Les fondements et les implications de ce principe, liés à la physique quantique, sont complexes mais n’ont pas d’incidence sur la thermodynamique classique et la construction de machines thermiques. Je ne rentrerai donc pas dans les détails ici.

Les machines thermiques

Une machine thermique peut répondre à 2 fonctions principales :

Transformer la chaleur en travail (faire bouger un objet à partir de chaleur) : Machine à vapeur, moteur thermique (moteur à explosion, essence, diesel, alcool ou gaz dans les voitures, moteurs à réaction dans les avions), etc.

Transformer le travail en chaleur (faire du chaud ou du froid à partir d’un objet qui bouge) : Pompe à chaleur, réfrigérateur, climatiseur, etc.


Les machines thermiques sont basées sur un ensemble de transformations thermodynamiques que l’on vient faire subir à un fluide de manière cyclique. Dans notre étude thermodynamique, ce fluide est alors notre système qui va venir échanger de la chaleur et du travail avec le milieu extérieur .

– Dans la machine à vapeur, le fluide en question est de l’eau que l’on vient en général chauffer à l’aide d’une chaudière à charbon pour évaporer l’eau (apport de chaleur). La vapeur d’eau actionne alors un piston qui va entrainer une roue par l’intermédiaire d’un vilebrequin et provoquer un mouvement de rotation (création de travail). Illustration d’une machine à vapeur (source :
Wikipédia
) :


– Pour un moteur à explosion d’automobile, le fluide utilisé est de l’essence, du diesel, de l’alcool ou du gaz (GPL) selon les moteurs. Dans un moteur à essence 4 temps classique, on vient faire exploser un mélange air/carburant dans une chambre à combustion avec un petite étincelle founie par les bougies
(apport de chaleur).
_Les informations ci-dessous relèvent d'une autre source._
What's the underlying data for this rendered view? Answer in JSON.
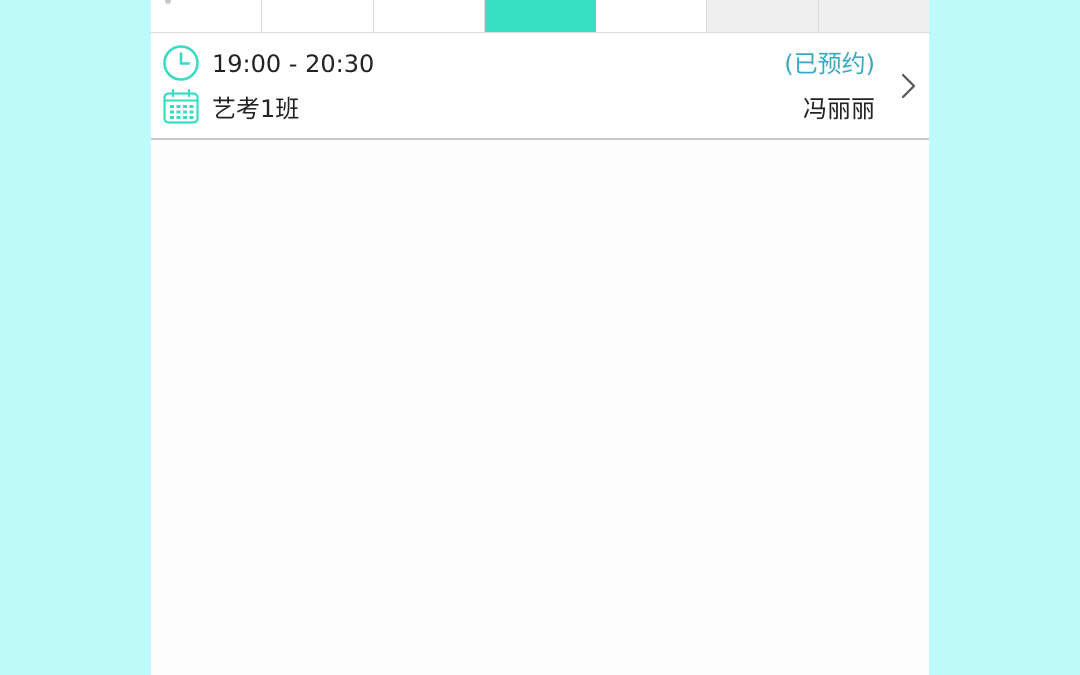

Cette explosion permet le mouvement d’un pison qui va engendrer un mouvement de rotation via un vilebrequin pour faire tourner les roues (création de travail).
Illustration d’un moteur à 4 temps (source : Wikipédia) :


– Dans les réfrigérateurs on utilise un fluide dit « frigogène » comme fluide caloporteur (qui transporte la chaleur). On utilisait du fréon au tout début mais maintenant ce sont des fluides complexes comme le dichlorodifluorométhane, le tétrafluoroéthane ou le méthylpropane qui sont moins nocifs pour l’environnement. Le principe général du réfrigérateur est de compresser un fluide à l’aide d’un compresseur (apport de travail) et d’effectuer ensuite une détente (diminuer la pression du fluide brutalement) pour faire du froid. Les climatiseurs sont basés sur le même principe et les pompes à chaleur sont simplement des climatiseurs qui fonctionnent ‘à l’envers’. Voir billet Du Frigo à la Cryo qui parle des machines frigorifiques.

Par commodité, on représente ces transformations dans des diagrammes qui peuvent être de différentes natures. Un des plus connus est le diagramme de Clapeyron qui représente l’évolution de la pression et du volume du fluide pendant les transformations. Ainsi, chaque ligne entre 2 points du diagramme
correspond à une transformation réalisée par un équipement particulier (échangeur de chaleur, vanne, turbine, piston …) entre 2 états du fluide.

Le Cycle de Carnot

Au début du 19ième siècle, Sadi Carnot, célèbre physicien et ingénieur français, établit le cycle thermodynamique idéal pour obtenir du travail mécanique à partir d’une source chaude et d’une source froide : le cycle de Carnot. Les recherches de Carnot étaient vitales à son époque pour fabriquer des machines à vapeurs optimales en améliorant les rendements et c’est également lui le premier à formuler de manière scientifique le principe du moteur thermique sur lequel tous les moteurs  thermiques sont  aujourd’hui construits dans les voitures et les avions (moteurs à explosion et moteurs à réaction).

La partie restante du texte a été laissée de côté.